Donfrancesco Alberto, De Ioris Maria Antonietta, McDowell Heather Prudence, De Pasquale Maria Debora, Ilari Ilaria, Jenkner Alessandro, Castellano Aurora, Cialfi Samantha, De Laurentis Clementina, Dominici Carlo
Division of Oncology, Ospedale Pediatrico Bambino Gesù (IRCCS), Rome, Italy.
Pediatr Blood Cancer. 2010 Jan;54(1):55-61. doi: 10.1002/pbc.22219.
Activity and toxiciy of gefitinib in combination with topotecan and cyclophosphamide (CPA) were evaluated in a case-series of relapsed neuroblastoma (NB) patients. The in vitro activity of the combination was also assessed.
Gefitinib (250 mg/day), topotecan (0.8 mg/m(2)/day), and CPA (50 mg/m(2)/day) (GTC) were administered orally for 14 consecutive days out of 28 days. Antitumor activity of gefitinib as single agent and in combination with either topotecan or CPA was assessed in a panel of NB cell lines.

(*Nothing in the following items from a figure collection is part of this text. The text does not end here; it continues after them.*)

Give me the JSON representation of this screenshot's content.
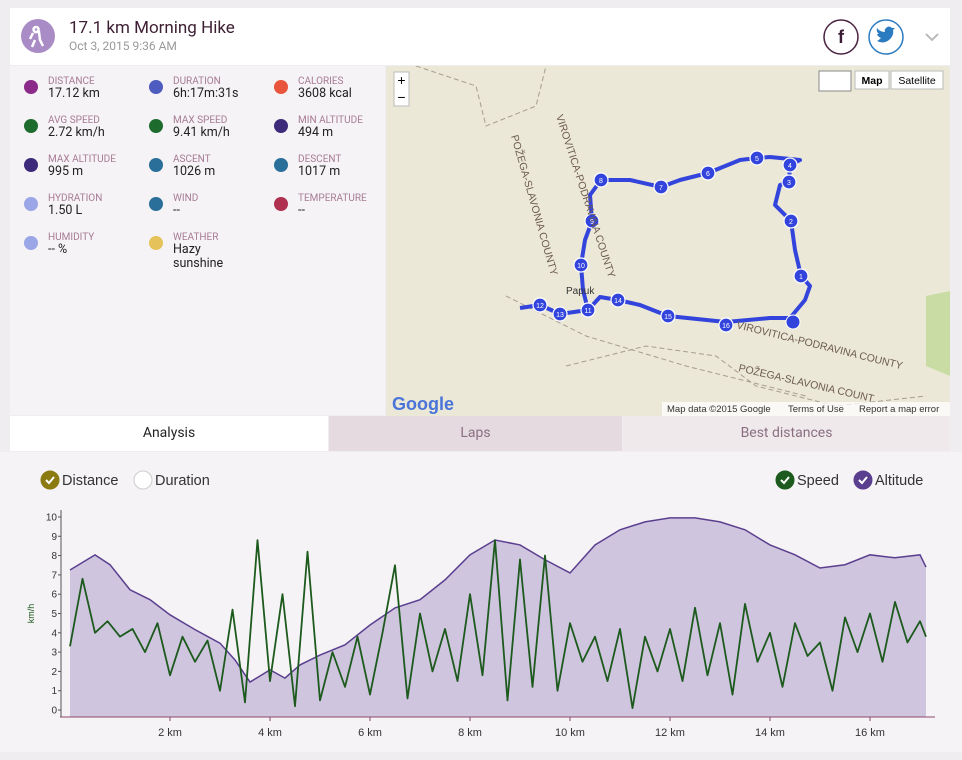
{
  "header": {
    "title": "17.1 km Morning Hike",
    "date": "Oct 3, 2015 9:36 AM"
  },
  "stats": [
    {
      "label": "DISTANCE",
      "value": "17.12 km"
    },
    {
      "label": "DURATION",
      "value": "6h:17m:31s"
    },
    {
      "label": "CALORIES",
      "value": "3608 kcal"
    },
    {
      "label": "AVG SPEED",
      "value": "2.72 km/h"
    },
    {
      "label": "MAX SPEED",
      "value": "9.41 km/h"
    },
    {
      "label": "MIN ALTITUDE",
      "value": "494 m"
    },
    {
      "label": "MAX ALTITUDE",
      "value": "995 m"
    },
    {
      "label": "ASCENT",
      "value": "1026 m"
    },
    {
      "label": "DESCENT",
      "value": "1017 m"
    },
    {
      "label": "HYDRATION",
      "value": "1.50 L"
    },
    {
      "label": "WIND",
      "value": "--"
    },
    {
      "label": "TEMPERATURE",
      "value": "--"
    },
    {
      "label": "HUMIDITY",
      "value": "-- %"
    },
    {
      "label": "WEATHER",
      "value": "Hazy sunshine"
    }
  ],
  "map": {
    "zoom_in": "+",
    "zoom_out": "−",
    "map_types": [
      "Map",
      "Satellite"
    ],
    "labels": [
      "VIROVITICA-PODRAVINA COUNTY",
      "POŽEGA-SLAVONIA COUNTY",
      "VIROVITICA-PODRAVINA COUNTY",
      "POŽEGA-SLAVONIA COUNT"
    ],
    "place": "Papuk",
    "waypoints": [
      "1",
      "2",
      "3",
      "4",
      "5",
      "6",
      "7",
      "8",
      "9",
      "10",
      "11",
      "12",
      "13",
      "14",
      "15",
      "16"
    ],
    "logo": "Google",
    "footer": [
      "Map data ©2015 Google",
      "Terms of Use",
      "Report a map error"
    ]
  },
  "tabs": [
    "Analysis",
    "Laps",
    "Best distances"
  ],
  "chart_data": {
    "type": "line",
    "x_modes": [
      "Distance",
      "Duration"
    ],
    "x_mode_selected": 0,
    "y_axis_label": "km/h",
    "xlim": [
      -0.2,
      17.3
    ],
    "xticks": [
      {
        "value": 2,
        "label": "2 km"
      },
      {
        "value": 4,
        "label": "4 km"
      },
      {
        "value": 6,
        "label": "6 km"
      },
      {
        "value": 8,
        "label": "8 km"
      },
      {
        "value": 10,
        "label": "10 km"
      },
      {
        "value": 12,
        "label": "12 km"
      },
      {
        "value": 14,
        "label": "14 km"
      },
      {
        "value": 16,
        "label": "16 km"
      }
    ],
    "ylim": [
      -0.36,
      10.36
    ],
    "yticks": [
      0,
      1,
      2,
      3,
      4,
      5,
      6,
      7,
      8,
      9,
      10
    ],
    "y2lim": [
      388,
      1016
    ],
    "series": [
      {
        "name": "Speed",
        "color": "#1d5a1d",
        "x": [
          0,
          0.25,
          0.5,
          0.75,
          1,
          1.25,
          1.5,
          1.75,
          2,
          2.25,
          2.5,
          2.75,
          3,
          3.25,
          3.5,
          3.75,
          4,
          4.25,
          4.5,
          4.75,
          5,
          5.25,
          5.5,
          5.75,
          6,
          6.25,
          6.5,
          6.75,
          7,
          7.25,
          7.5,
          7.75,
          8,
          8.25,
          8.5,
          8.75,
          9,
          9.25,
          9.5,
          9.75,
          10,
          10.25,
          10.5,
          10.75,
          11,
          11.25,
          11.5,
          11.75,
          12,
          12.25,
          12.5,
          12.75,
          13,
          13.25,
          13.5,
          13.75,
          14,
          14.25,
          14.5,
          14.75,
          15,
          15.25,
          15.5,
          15.75,
          16,
          16.25,
          16.5,
          16.75,
          17,
          17.12
        ],
        "values": [
          3.3,
          6.8,
          4.0,
          4.6,
          3.8,
          4.2,
          3.0,
          4.5,
          1.8,
          3.8,
          2.5,
          3.6,
          1.0,
          5.2,
          0.4,
          8.8,
          1.5,
          6.0,
          0.2,
          8.2,
          0.5,
          3.0,
          1.2,
          3.8,
          0.8,
          4.0,
          7.5,
          0.6,
          5.0,
          2.0,
          4.2,
          1.5,
          6.0,
          1.8,
          8.8,
          0.5,
          7.8,
          1.2,
          8.0,
          1.0,
          4.5,
          2.5,
          3.8,
          1.5,
          4.2,
          0.1,
          3.8,
          2.0,
          4.2,
          1.5,
          5.3,
          1.8,
          4.5,
          0.8,
          5.5,
          2.5,
          4.0,
          1.2,
          4.5,
          2.8,
          3.5,
          1.0,
          4.8,
          3.0,
          5.0,
          2.5,
          5.6,
          3.5,
          4.6,
          3.8
        ]
      },
      {
        "name": "Altitude",
        "color": "#5b3f8f",
        "axis": "y2",
        "x": [
          0,
          0.5,
          0.8,
          1.2,
          1.6,
          2,
          2.5,
          3,
          3.3,
          3.6,
          4,
          4.3,
          4.6,
          5,
          5.5,
          6,
          6.5,
          7,
          7.5,
          8,
          8.5,
          9,
          9.5,
          10,
          10.5,
          11,
          11.5,
          12,
          12.5,
          13,
          13.5,
          14,
          14.5,
          15,
          15.5,
          16,
          16.5,
          17,
          17.12
        ],
        "values": [
          834,
          880,
          850,
          774,
          744,
          698,
          653,
          612,
          561,
          494,
          531,
          506,
          546,
          576,
          607,
          667,
          719,
          744,
          804,
          880,
          925,
          910,
          865,
          825,
          910,
          956,
          980,
          992,
          992,
          980,
          956,
          910,
          880,
          840,
          850,
          880,
          871,
          880,
          843
        ]
      }
    ]
  }
}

Ninety-two courses were given in 10 patients. Grade 4 neutropenia was observed in 7/92 courses (8%) and grade 4 thrombocytopenia in 8/92 (9%). Two patients had a grade 2 liver toxicity, four a grade 1/2 skin toxicity, and two a grade 1/2 diarrhea. Dose reduction of topotecan and/or CPA was required in eight patients. After four courses, three patients were in partial response (PR) and four with a stable disease (SD), while three experienced a progressive disease (PD). Time to progression (TTP) was 9 months (range, 1-27). After a median follow-up of 16 months (range 5-54), seven patients are died of disease (DOD) and three alive with disease (AWD). All but one patient discontinued oral chemotherapy because of a PD, whilst one patient stopped chemotherapy after 27 months with a SD. In vitro, gefitinib was synergistic with topotecan and additive with CPA.

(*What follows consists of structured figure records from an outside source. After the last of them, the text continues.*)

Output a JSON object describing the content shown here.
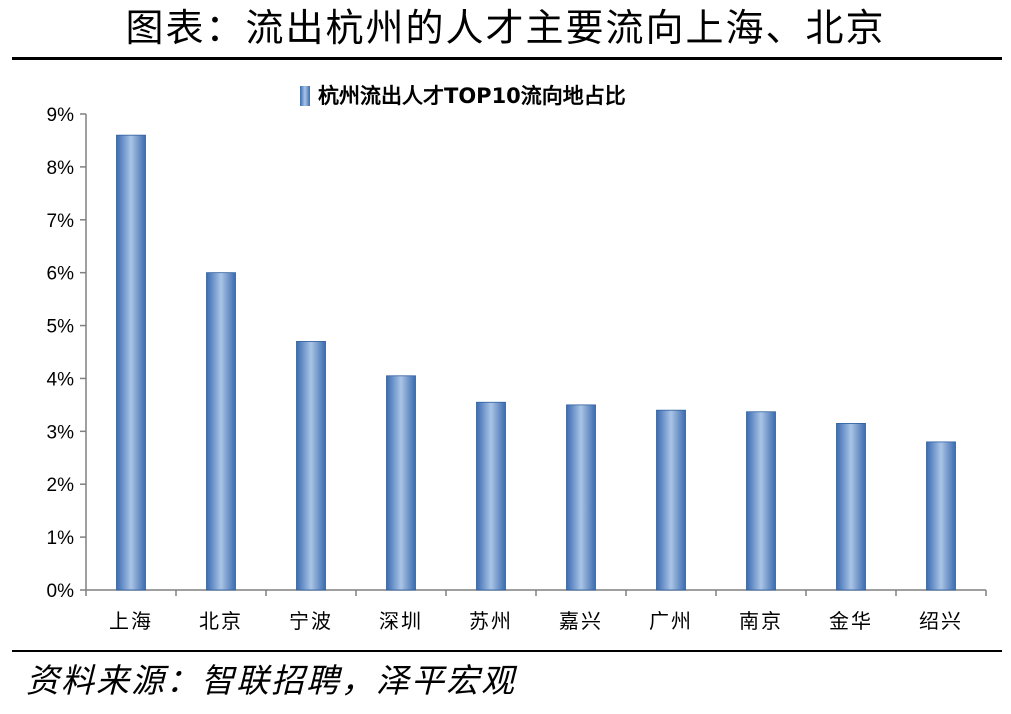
{
  "header": {
    "title": "图表：流出杭州的人才主要流向上海、北京"
  },
  "footer": {
    "source": "资料来源：智联招聘，泽平宏观"
  },
  "chart_data": {
    "type": "bar",
    "title": "杭州流出人才TOP10流向地占比",
    "legend": {
      "placement": "top-center",
      "entries": [
        "杭州流出人才TOP10流向地占比"
      ]
    },
    "categories": [
      "上海",
      "北京",
      "宁波",
      "深圳",
      "苏州",
      "嘉兴",
      "广州",
      "南京",
      "金华",
      "绍兴"
    ],
    "series": [
      {
        "name": "杭州流出人才TOP10流向地占比",
        "values": [
          8.6,
          6.0,
          4.7,
          4.05,
          3.55,
          3.5,
          3.4,
          3.37,
          3.15,
          2.8
        ]
      }
    ],
    "unit": "%",
    "ylim": [
      0,
      9
    ],
    "yticks": [
      0,
      1,
      2,
      3,
      4,
      5,
      6,
      7,
      8,
      9
    ],
    "ytick_labels": [
      "0%",
      "1%",
      "2%",
      "3%",
      "4%",
      "5%",
      "6%",
      "7%",
      "8%",
      "9%"
    ],
    "grid": false,
    "colors": {
      "bar_edge": "#2f5f9e",
      "bar_center": "#aac4e6",
      "bar_dark": "#3a6cb0",
      "axis": "#808080"
    }
  }
}
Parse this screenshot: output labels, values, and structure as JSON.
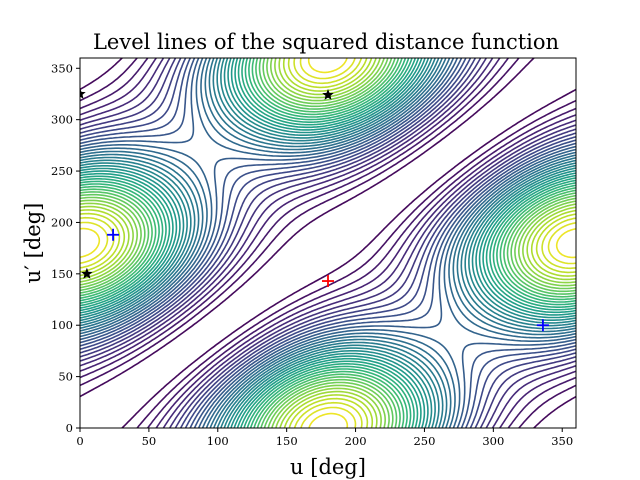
{
  "chart_data": {
    "type": "contour",
    "title": "Level lines of the squared distance function",
    "xlabel": "u [deg]",
    "ylabel": "u′ [deg]",
    "xlim": [
      0,
      360
    ],
    "ylim": [
      0,
      360
    ],
    "xticks": [
      0,
      50,
      100,
      150,
      200,
      250,
      300,
      350
    ],
    "yticks": [
      0,
      50,
      100,
      150,
      200,
      250,
      300,
      350
    ],
    "xtick_labels": [
      "0",
      "50",
      "100",
      "150",
      "200",
      "250",
      "300",
      "350"
    ],
    "ytick_labels": [
      "0",
      "50",
      "100",
      "150",
      "200",
      "250",
      "300",
      "350"
    ],
    "colormap": "viridis",
    "contour_levels": 40,
    "grid": false,
    "markers": {
      "maxima": {
        "symbol": "plus",
        "color": "#ff0000",
        "points": [
          [
            180,
            143
          ]
        ]
      },
      "minima": {
        "symbol": "plus",
        "color": "#0000ff",
        "points": [
          [
            24,
            188
          ],
          [
            336,
            100
          ]
        ]
      },
      "saddles": {
        "symbol": "star",
        "color": "#000000",
        "points": [
          [
            0,
            325
          ],
          [
            5,
            150
          ],
          [
            180,
            324
          ]
        ]
      }
    }
  }
}
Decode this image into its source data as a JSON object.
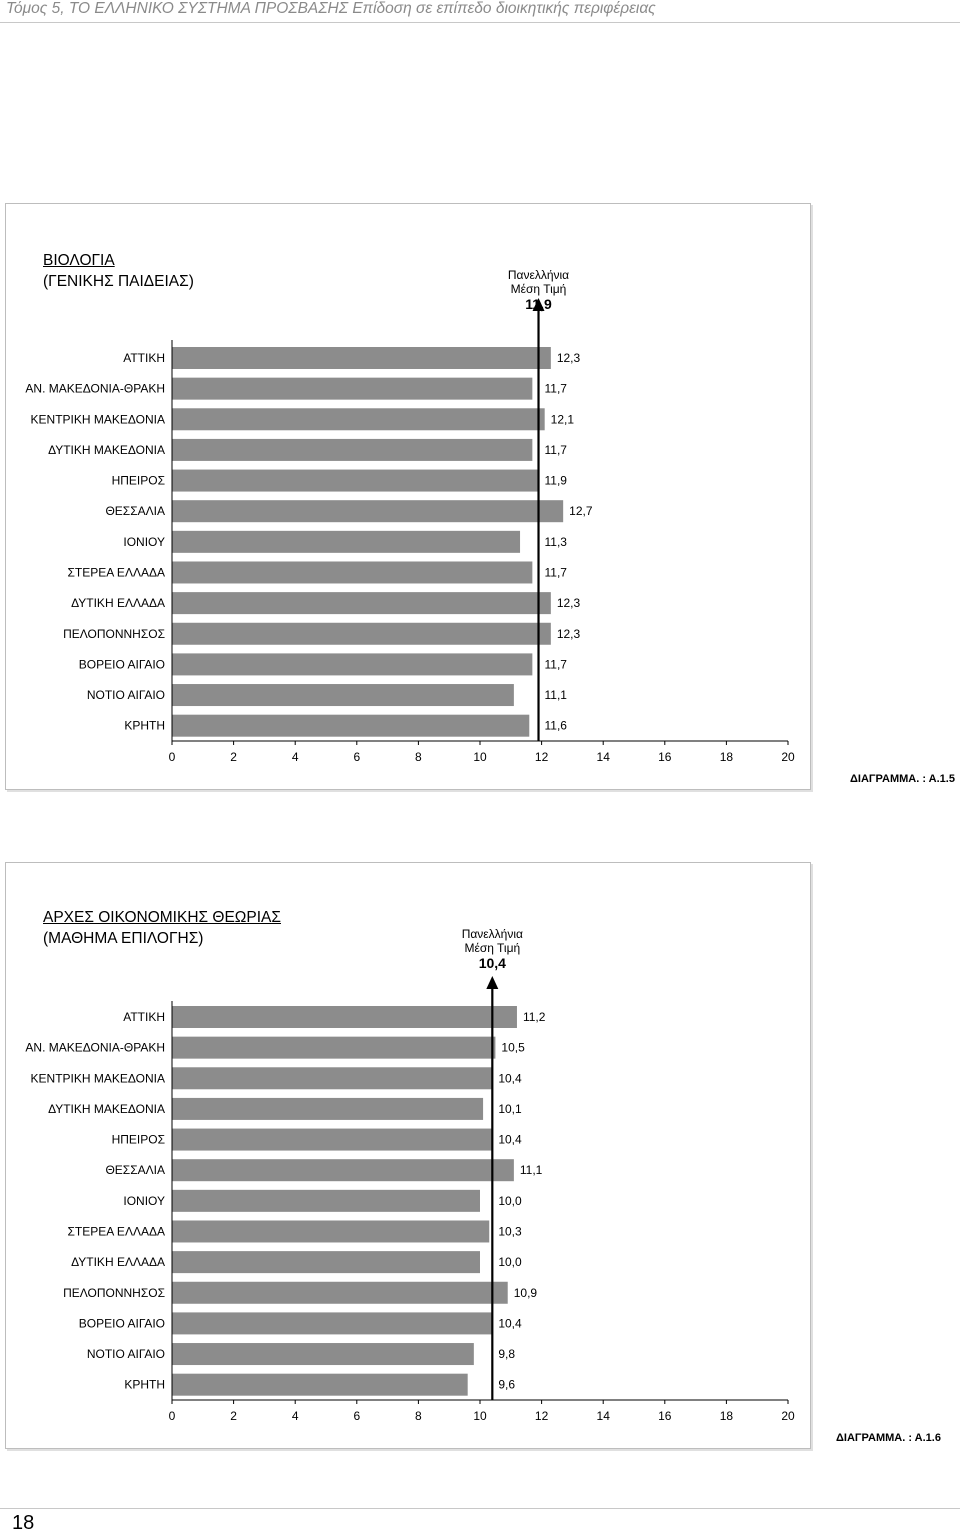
{
  "header": {
    "text": "Τόμος 5, ΤΟ ΕΛΛΗΝΙΚΟ ΣΥΣΤΗΜΑ ΠΡΟΣΒΑΣΗΣ Επίδοση σε επίπεδο διοικητικής περιφέρειας"
  },
  "footer": {
    "page_number": "18"
  },
  "chart_data": [
    {
      "type": "bar",
      "orientation": "horizontal",
      "title_line1": "ΒΙΟΛΟΓΙΑ",
      "title_line2": "(ΓΕΝΙΚΗΣ ΠΑΙΔΕΙΑΣ)",
      "reference": {
        "label_line1": "Πανελλήνια",
        "label_line2": "Μέση Τιμή",
        "value": 11.9,
        "value_label": "11,9"
      },
      "categories": [
        "ΑΤΤΙΚΗ",
        "ΑΝ. ΜΑΚΕΔΟΝΙΑ-ΘΡΑΚΗ",
        "ΚΕΝΤΡΙΚΗ ΜΑΚΕΔΟΝΙΑ",
        "ΔΥΤΙΚΗ ΜΑΚΕΔΟΝΙΑ",
        "ΗΠΕΙΡΟΣ",
        "ΘΕΣΣΑΛΙΑ",
        "ΙΟΝΙΟΥ",
        "ΣΤΕΡΕΑ ΕΛΛΑΔΑ",
        "ΔΥΤΙΚΗ ΕΛΛΑΔΑ",
        "ΠΕΛΟΠΟΝΝΗΣΟΣ",
        "ΒΟΡΕΙΟ ΑΙΓΑΙΟ",
        "ΝΟΤΙΟ ΑΙΓΑΙΟ",
        "ΚΡΗΤΗ"
      ],
      "values": [
        12.3,
        11.7,
        12.1,
        11.7,
        11.9,
        12.7,
        11.3,
        11.7,
        12.3,
        12.3,
        11.7,
        11.1,
        11.6
      ],
      "value_labels": [
        "12,3",
        "11,7",
        "12,1",
        "11,7",
        "11,9",
        "12,7",
        "11,3",
        "11,7",
        "12,3",
        "12,3",
        "11,7",
        "11,1",
        "11,6"
      ],
      "xlim": [
        0,
        20
      ],
      "xticks": [
        0,
        2,
        4,
        6,
        8,
        10,
        12,
        14,
        16,
        18,
        20
      ],
      "bar_color": "#8c8c8c",
      "diagram_id": "ΔΙΑΓΡΑΜΜΑ. : Α.1.5"
    },
    {
      "type": "bar",
      "orientation": "horizontal",
      "title_line1": "ΑΡΧΕΣ ΟΙΚΟΝΟΜΙΚΗΣ ΘΕΩΡΙΑΣ",
      "title_line2": "(ΜΑΘΗΜΑ ΕΠΙΛΟΓΗΣ)",
      "reference": {
        "label_line1": "Πανελλήνια",
        "label_line2": "Μέση Τιμή",
        "value": 10.4,
        "value_label": "10,4"
      },
      "categories": [
        "ΑΤΤΙΚΗ",
        "ΑΝ. ΜΑΚΕΔΟΝΙΑ-ΘΡΑΚΗ",
        "ΚΕΝΤΡΙΚΗ ΜΑΚΕΔΟΝΙΑ",
        "ΔΥΤΙΚΗ ΜΑΚΕΔΟΝΙΑ",
        "ΗΠΕΙΡΟΣ",
        "ΘΕΣΣΑΛΙΑ",
        "ΙΟΝΙΟΥ",
        "ΣΤΕΡΕΑ ΕΛΛΑΔΑ",
        "ΔΥΤΙΚΗ ΕΛΛΑΔΑ",
        "ΠΕΛΟΠΟΝΝΗΣΟΣ",
        "ΒΟΡΕΙΟ ΑΙΓΑΙΟ",
        "ΝΟΤΙΟ ΑΙΓΑΙΟ",
        "ΚΡΗΤΗ"
      ],
      "values": [
        11.2,
        10.5,
        10.4,
        10.1,
        10.4,
        11.1,
        10.0,
        10.3,
        10.0,
        10.9,
        10.4,
        9.8,
        9.6
      ],
      "value_labels": [
        "11,2",
        "10,5",
        "10,4",
        "10,1",
        "10,4",
        "11,1",
        "10,0",
        "10,3",
        "10,0",
        "10,9",
        "10,4",
        "9,8",
        "9,6"
      ],
      "xlim": [
        0,
        20
      ],
      "xticks": [
        0,
        2,
        4,
        6,
        8,
        10,
        12,
        14,
        16,
        18,
        20
      ],
      "bar_color": "#8c8c8c",
      "diagram_id": "ΔΙΑΓΡΑΜΜΑ. : Α.1.6"
    }
  ]
}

The GTC combination was well tolerated and the TTP was encouraging. These promising results, also supported by in vitro evidence, should be further confirmed in a phase II study.
在一组复发性神经母细胞瘤(NB)患者中评估吉非替尼联合拓扑替康和环磷酰胺(CPA)的活性及毒性。同时也评估了该联合用药的体外活性。

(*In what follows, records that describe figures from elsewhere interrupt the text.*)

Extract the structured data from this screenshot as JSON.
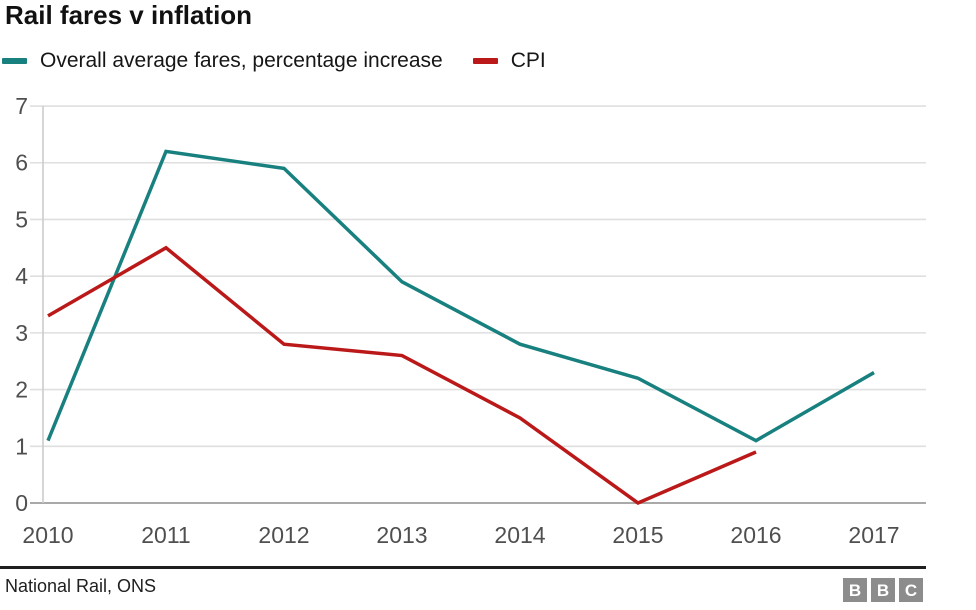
{
  "title": "Rail fares v inflation",
  "legend": {
    "items": [
      {
        "label": "Overall average fares, percentage increase",
        "color": "#18817f"
      },
      {
        "label": "CPI",
        "color": "#bb1919"
      }
    ]
  },
  "footer": {
    "source": "National Rail, ONS",
    "logo": {
      "letters": [
        "B",
        "B",
        "C"
      ]
    }
  },
  "colors": {
    "grid": "#dfdfdf",
    "baseline": "#a9a9a9",
    "axis_line": "#cccccc",
    "tick_label": "#4f4f4f",
    "fares_line": "#18817f",
    "cpi_line": "#bb1919",
    "logo_bg": "#8c8c8c"
  },
  "chart_data": {
    "type": "line",
    "title": "Rail fares v inflation",
    "x": [
      2010,
      2011,
      2012,
      2013,
      2014,
      2015,
      2016,
      2017
    ],
    "series": [
      {
        "name": "Overall average fares, percentage increase",
        "color": "#18817f",
        "values": [
          1.1,
          6.2,
          5.9,
          3.9,
          2.8,
          2.2,
          1.1,
          2.3
        ]
      },
      {
        "name": "CPI",
        "color": "#bb1919",
        "values": [
          3.3,
          4.5,
          2.8,
          2.6,
          1.5,
          0.0,
          0.9,
          null
        ]
      }
    ],
    "xlabel": "",
    "ylabel": "",
    "ylim": [
      0,
      7
    ],
    "yticks": [
      0,
      1,
      2,
      3,
      4,
      5,
      6,
      7
    ],
    "grid": true,
    "legend_position": "top",
    "source": "National Rail, ONS"
  }
}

吉非替尼(250毫克/天)、拓扑替康(0.8毫克/平方米/天)和CPA(50毫克/平方米/天)(GTC)在28天中连续口服14天。在一组NB细胞系中评估了吉非替尼作为单药以及与拓扑替康或CPA联合用药的抗肿瘤活性。
10名患者共接受了92个疗程的治疗。92个疗程中有7个(8%)出现4级中性粒细胞减少,8个(9%)出现4级血小板减少。2名患者出现2级肝毒性,4名出现1/2级皮肤毒性,2名出现1/2级腹泻。8名患者需要减少拓扑替康和/或CPA的剂量。四个疗程后,3名患者部分缓解(PR),4名病情稳定(SD),3名病情进展(PD)。疾病进展时间(TTP)为9个月(范围1 - 27个月)。中位随访16个月(范围5 - 54个月)后,7名患者死于疾病(DOD),3名带瘤生存(AWD)。除1名患者外,所有患者均因疾病进展停止口服化疗,1名患者在病情稳定27个月后停止化疗。在体外,吉非替尼与拓扑替康协同,与CPA相加。
GTC联合用药耐受性良好,TTP令人鼓舞。这些有前景的结果,也得到了体外证据的支持,应在II期研究中进一步证实。